There’s so much going on right now that I almost don’t know to begin. In the spirit of the Insult Comedian, I lied about that. It seems to be contagious, y’all. We begin with a brief post followed by a longer one later in the day. Uh oh, I’m speaking in the third person. Can I blame it on watching Victoria or The Crown? Why the hell not: Trump does impulsive shit whilst watching teevee, so why not me?
The Trump Torture Challenge: In between whining about bad press coverage and causing chaos at the nation’s airports, Trump has been talking torture. He likes it and he thinks it works. I think he learned this from 24. He does not, however, think that waterboarding is torture:
“So, waterboarding used to be used because they said it really wasn’t torture,” Trump told Hannity. “It was the one step slightly below torture. That’s why waterboarding…”
Hannity jumped in to say, “That’s why it was legal.”
“I mean, torture is real torture, okay?” Trump continued. “Waterboarding is — I’m sure it’s not pleasant, but waterboarding was just short of torture.”
The President added that he has spoken to people who said “absolutely it works.”
If it’s merely unpleasant, I hereby challenge the Current Occupant to undergo waterboarding. He *was* willing to subject the nutria pelt atop his head to the ALS Ice Bucket Challenge:
It would be all manly and shit if he clambered to the top of Trump Tower and got waterboarded. You claim it’s not torture, prove it, Donald.

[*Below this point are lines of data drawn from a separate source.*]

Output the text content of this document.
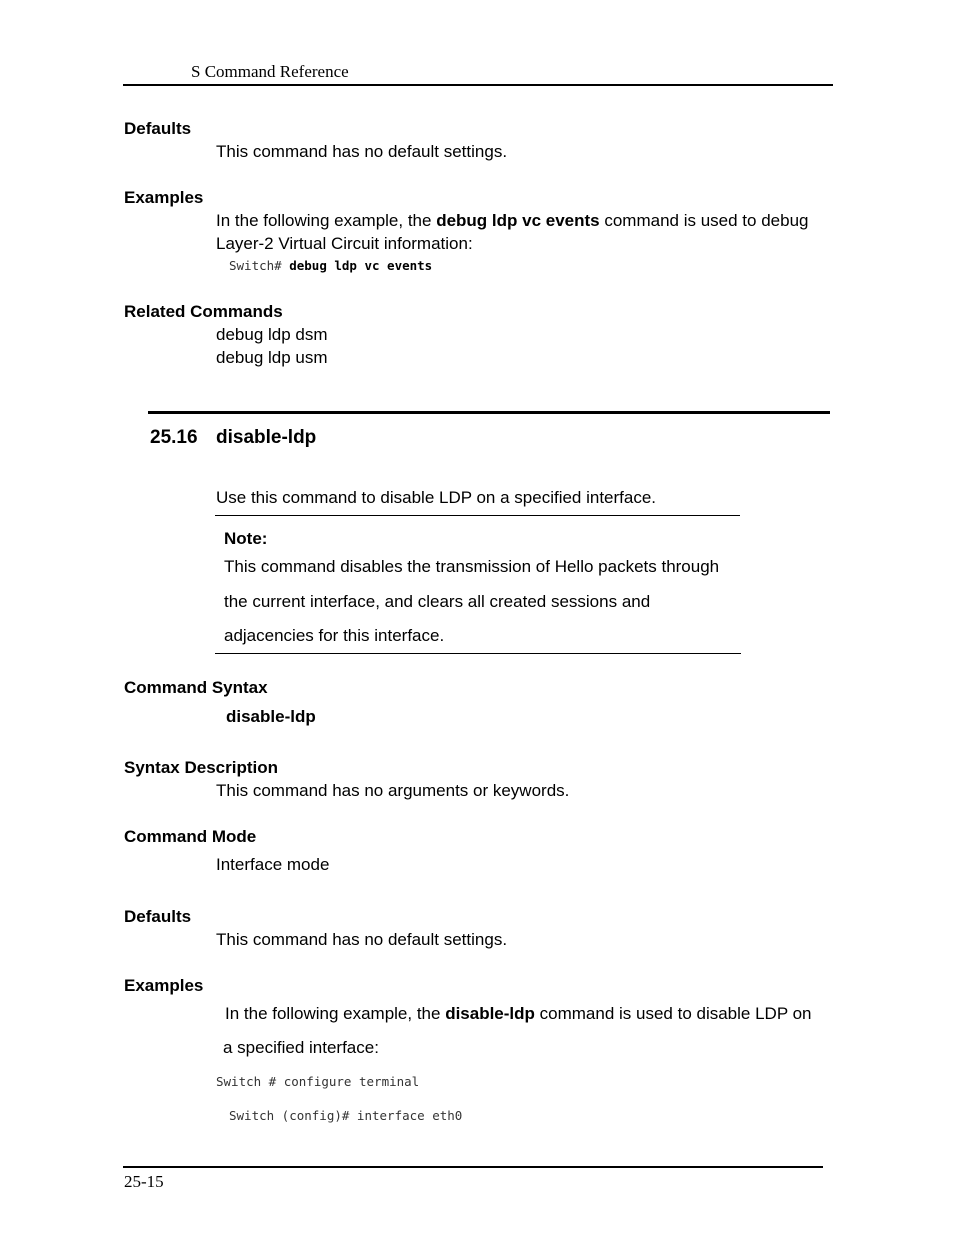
S Command Reference
Defaults
This command has no default settings.
Examples
In the following example, the debug ldp vc events command is used to debug
Layer-2 Virtual Circuit information:
Switch# debug ldp vc events
Related Commands
debug ldp dsm
debug ldp usm
25.16 disable-ldp
Use this command to disable LDP on a specified interface.
Note:
This command disables the transmission of Hello packets through
the current interface, and clears all created sessions and
adjacencies for this interface.
Command Syntax
disable-ldp
Syntax Description
This command has no arguments or keywords.
Command Mode
Interface mode
Defaults
This command has no default settings.
Examples
In the following example, the disable-ldp command is used to disable LDP on
a specified interface:
Switch # configure terminal
Switch (config)# interface eth0
25-15
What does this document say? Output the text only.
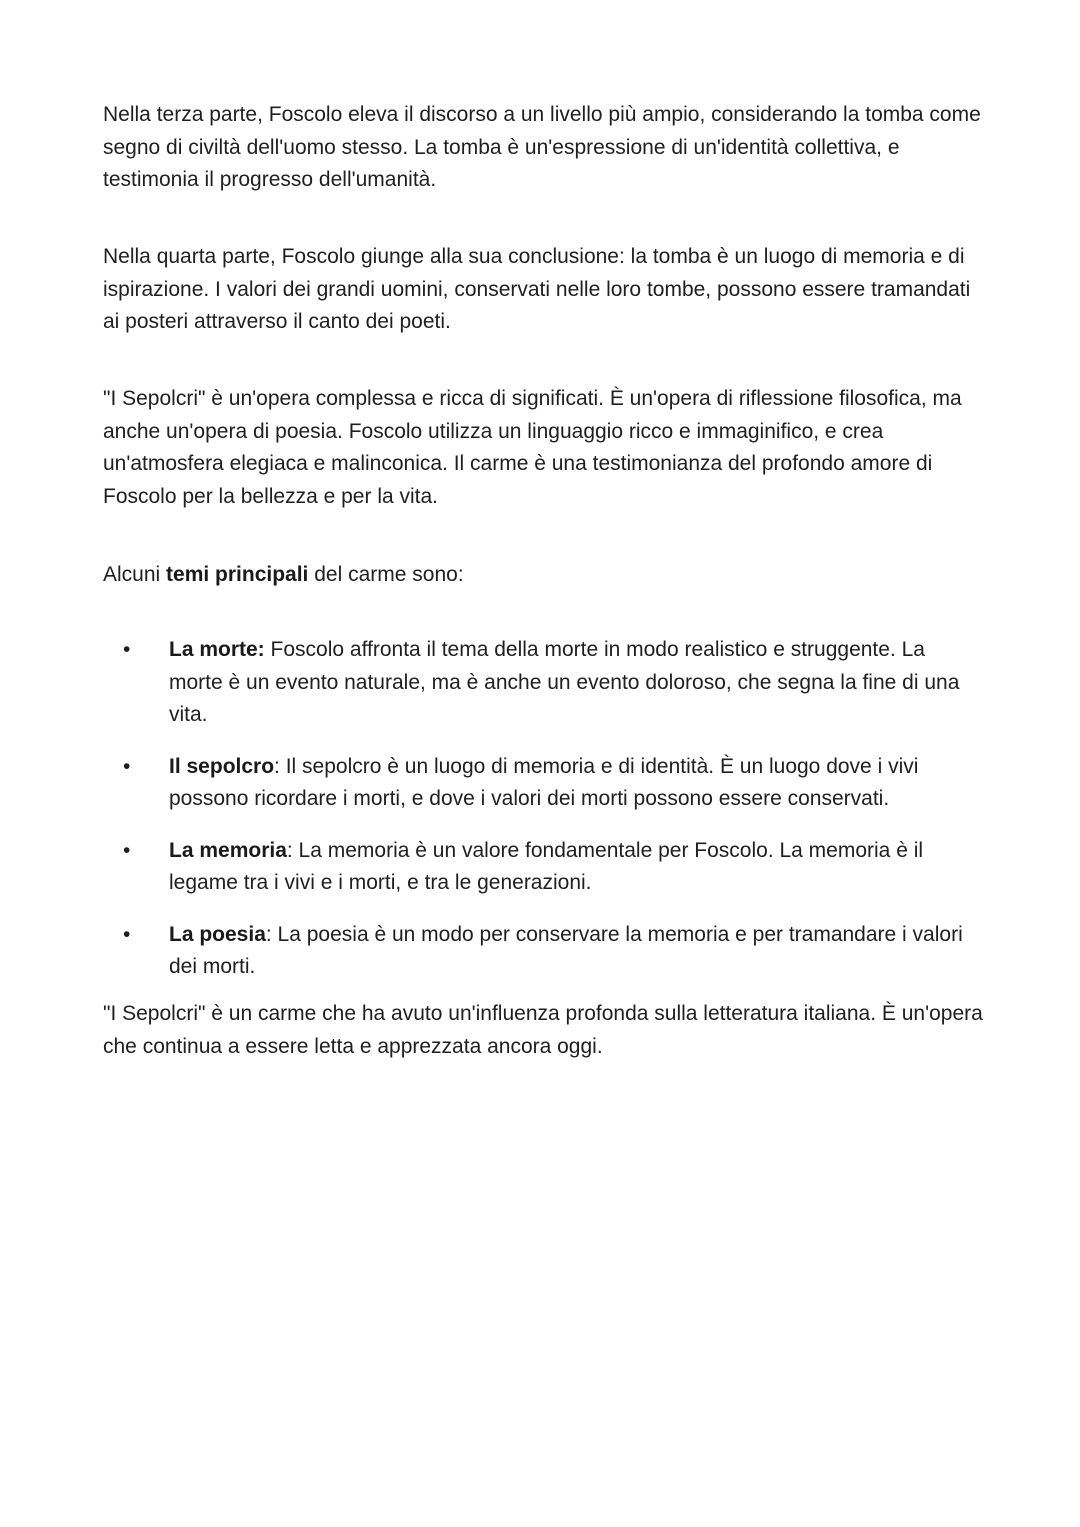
Nella terza parte, Foscolo eleva il discorso a un livello più ampio, considerando la tomba come segno di civiltà dell'uomo stesso. La tomba è un'espressione di un'identità collettiva, e testimonia il progresso dell'umanità.

Nella quarta parte, Foscolo giunge alla sua conclusione: la tomba è un luogo di memoria e di ispirazione. I valori dei grandi uomini, conservati nelle loro tombe, possono essere tramandati ai posteri attraverso il canto dei poeti.

"I Sepolcri" è un'opera complessa e ricca di significati. È un'opera di riflessione filosofica, ma anche un'opera di poesia. Foscolo utilizza un linguaggio ricco e immaginifico, e crea un'atmosfera elegiaca e malinconica. Il carme è una testimonianza del profondo amore di Foscolo per la bellezza e per la vita.

Alcuni temi principali del carme sono:

• La morte: Foscolo affronta il tema della morte in modo realistico e struggente. La morte è un evento naturale, ma è anche un evento doloroso, che segna la fine di una vita.
• Il sepolcro: Il sepolcro è un luogo di memoria e di identità. È un luogo dove i vivi possono ricordare i morti, e dove i valori dei morti possono essere conservati.
• La memoria: La memoria è un valore fondamentale per Foscolo. La memoria è il legame tra i vivi e i morti, e tra le generazioni.
• La poesia: La poesia è un modo per conservare la memoria e per tramandare i valori dei morti.

"I Sepolcri" è un carme che ha avuto un'influenza profonda sulla letteratura italiana. È un'opera che continua a essere letta e apprezzata ancora oggi.
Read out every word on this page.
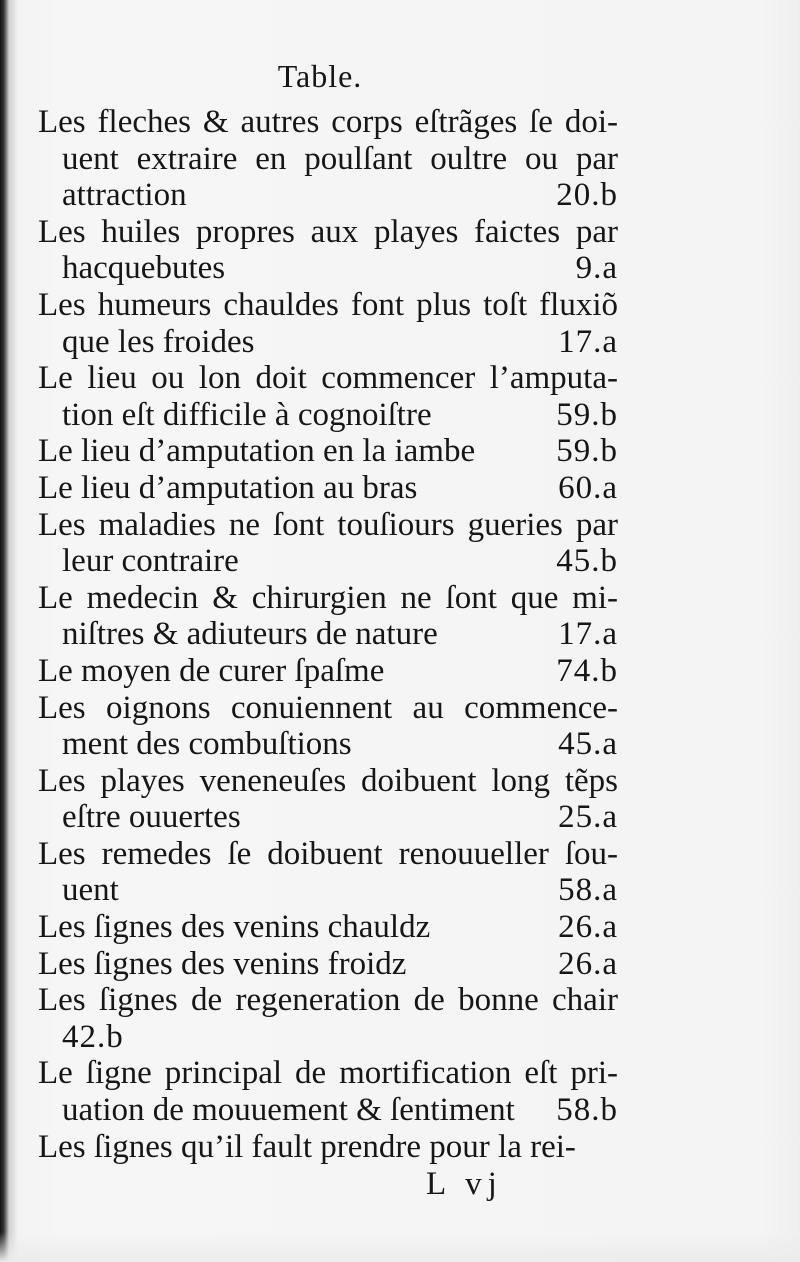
Table.
Les fleches & autres corps eſtrãges ſe doi-
uent extraire en poulſant oultre ou par
attraction	20.b
Les huiles propres aux playes faictes par
hacquebutes	9.a
Les humeurs chauldes font plus toſt fluxiõ
que les froides	17.a
Le lieu ou lon doit commencer l’amputa-
tion eſt difficile à cognoiſtre	59.b
Le lieu d’amputation en la iambe 59.b
Le lieu d’amputation au bras	60.a
Les maladies ne ſont touſiours gueries par
leur contraire	45.b
Le medecin & chirurgien ne ſont que mi-
niſtres & adiuteurs de nature	17.a
Le moyen de curer ſpaſme	74.b
Les oignons conuiennent au commence-
ment des combuſtions	45.a
Les playes veneneuſes doibuent long tẽps
eſtre ouuertes	25.a
Les remedes ſe doibuent renouueller ſou-
uent	58.a
Les ſignes des venins chauldz	26.a
Les ſignes des venins froidz	26.a
Les ſignes de regeneration de bonne chair
42.b
Le ſigne principal de mortification eſt pri-
uation de mouuement & ſentiment 58.b
Les ſignes qu’il fault prendre pour la rei-
L vj
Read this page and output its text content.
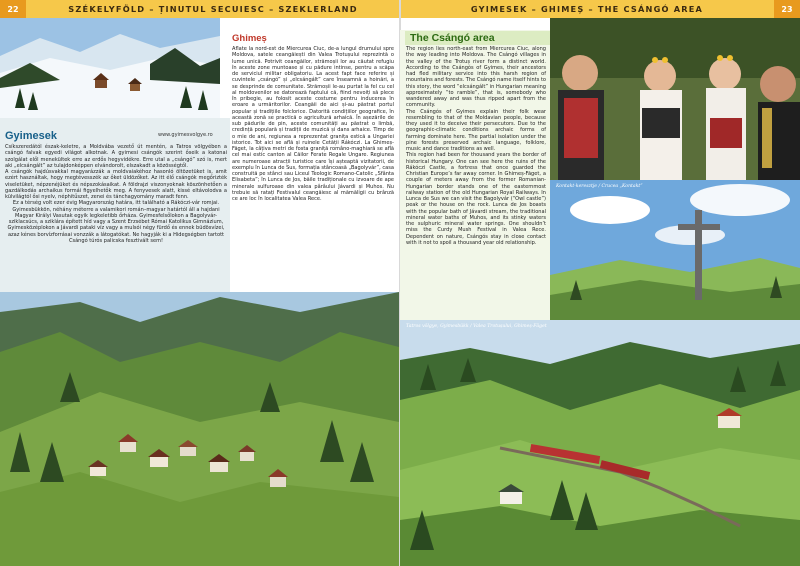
22	SZÉKELYFÖLD – ȚINUTUL SECUIESC – SZEKLERLAND	GYIMESEK – GHIMEȘ – THE CSÁNGÓ AREA	23
Gyimesek	www.gyimesvolgye.ro

Csíkszeredától észak-keletre, a Moldvába vezető út mentén, a Tatros völgyében a csángó falvak egyedi világot alkotnak. A gyimesi csángók szerint őseik a katonai szolgálat elől menekültek erre az erdős hegyvidékre. Erre utal a „csángó” szó is, mert aki „elcsángált” az tulajdonképpen elvándorolt, elszakadt a közösségtől.

A csángók hajdúsvakkal magyarázzák a moldvaiakéhoz hasonló öltözetüket is, amit ezért használtak, hogy megtévesszék az őket üldözőket. Az itt élő csángók megőrizték viseletüket, népzenéjüket és népszokásaikat. A földrajzi viszonyoknak köszönhetően a gazdálkodás archaikus formái figyelhetők meg. A fenyvesek alatt, kissé eltávolodva a külvilágtól ősi nyelv, néphitűszet, zenei és tánchagyomány maradt fenn.

Ez a térség volt ezer évig Magyarország határa, itt található a Rákóczi-vár romjai. Gyimesbükkön, néhány méterre a valamikori román–magyar határtól áll a hajdani Magyar Királyi Vasutak egyik legkeletibb őrháza. Gyimesfelsőlokon a Bagolyvár-sziklacsúcs, a sziklára épített híd vagy a Szent Erzsébet Római Katolikus Gimnázium, Gyimesközéplokon a Jávardi pataki víz vagy a mulsói négy fürdő és ennek büdösvízei, azaz kénes borvízforrásai vonzzák a látogatókat. Ne hagyják ki a Hidegségben tartott Csángó túrós palicska fesztivált sem!

Ghimeș
Aflate la nord-est de Miercurea Ciuc, de-a lungul drumului spre Moldova, satele ceangăiești din Valea Trotușului reprezintă o lume unică. Potrivit ceangăilor, strămoșii lor au căutat refugiu în aceste zone muntoase și cu pădure intinse, pentru a scăpa de serviciul militar obligatoriu. La acest fapt face referire și cuvintele „csángó” și „elcsángált” care înseamnă a hoinări, a se desprinde de comunitate. Strămoșii le-au purtat la fel cu cel al moldovenilor se datorează faptului că, fiind nevoiți să plece în pribegie, au folosit aceste costume pentru inducerea în eroare a urmăritorilor. Ceangăii de aici și-au păstrat portul popular și tradițiile folclorice. Datorită condițiilor geografice, în această zonă se practică o agricultură arhaică. În așezările de sub pădurile de pin, aceste comunități au păstrat o limbă, credință populară și tradiții de muzică și dans arhaice. Timp de o mie de ani, regiunea a reprezentat granița estică a Ungariei istorice. Tot aici se află și ruinele Cetății Rákóczi. La Ghimeș-Făget, la câțiva metri de fosta graniță româno-maghiară se află cel mai estic canton al Căilor Ferate Regale Ungare. Regiunea are numeroase atracții turistice care își așteaptă vizitatorii, de exemplu în Lunca de Sus, formația stâncoasă „Bagolyvár”, casa construită pe stânci sau Liceul Teologic Romano-Catolic „Sfânta Elisabeta”; în Lunca de Jos, băile tradiționale cu izvoare de ape minerale sulfuroase din valea pârâului Jávardi și Muhos. Nu trebuie să ratați Festivalul ceangăiesc al mămăligii cu brânză ce are loc în localitatea Valea Rece.
The Csángó area

The region lies north-east from Miercurea Ciuc, along the way leading into Moldova. The Csángó villages in the valley of the Trotuș river form a distinct world. According to the Csángós of Gyimes, their ancestors had fled military service into this harsh region of mountains and forests. The Csángó name itself hints to this story, the word “elcsángált” in Hungarian meaning approximately “to ramble”, that is, somebody who wandered away and was thus ripped apart from the community.

The Csángós of Gyimes explain their folk wear resembling to that of the Moldavian people, because they used it to deceive their persecutors. Due to the geographic-climatic conditions archaic forms of farming dominate here. The partial isolation under the pine forests preserved archaic language, folklore, music and dance traditions as well.

This region had been for thousand years the border of historical Hungary. One can see here the ruins of the Rákóczi Castle, a fortress that once guarded the Christian Europe’s far away corner. In Ghimeș-Făget, a couple of meters away from the former Romanian-Hungarian border stands one of the easternmost railway station of the old Hungarian Royal Railways. In Lunca de Sus we can visit the Bagolyvár (“Owl castle”) peak or the house on the rock. Lunca de Jos boasts with the popular bath of Jávardi stream, the traditional mineral water baths of Muhos, and its stinky waters the sulphuric mineral water springs. One shouldn’t miss the Curdy Mush Festival in Valea Rece. Dependent on nature, Csángós stay in close contact with it not to spoil a thousand year old relationship.

Kontakt-keresztje / Crucea „Kontakt”
Tatros völgye, Gyimesbükk / Valea Trotușului, Ghimeș-Făget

It’s time for some lagniappe in a segment I call,
Delta Ate My Homework: Twitter is where the Insult Comedian pitches his public toddler tantrums and searches for scapegoats. He was at it again this morning:
He should try blaming Russian hackers. People *might* believe that. Of course, his BFF Vlad would not like that one bit. And Trump has gotta dance with the ones who brung him to the White House. It’s hard to imagine him dancing with Comey who is a tall motherfucker but Putin is the right size to tango with Trump.
That concludes this edition of Your President* Speaks.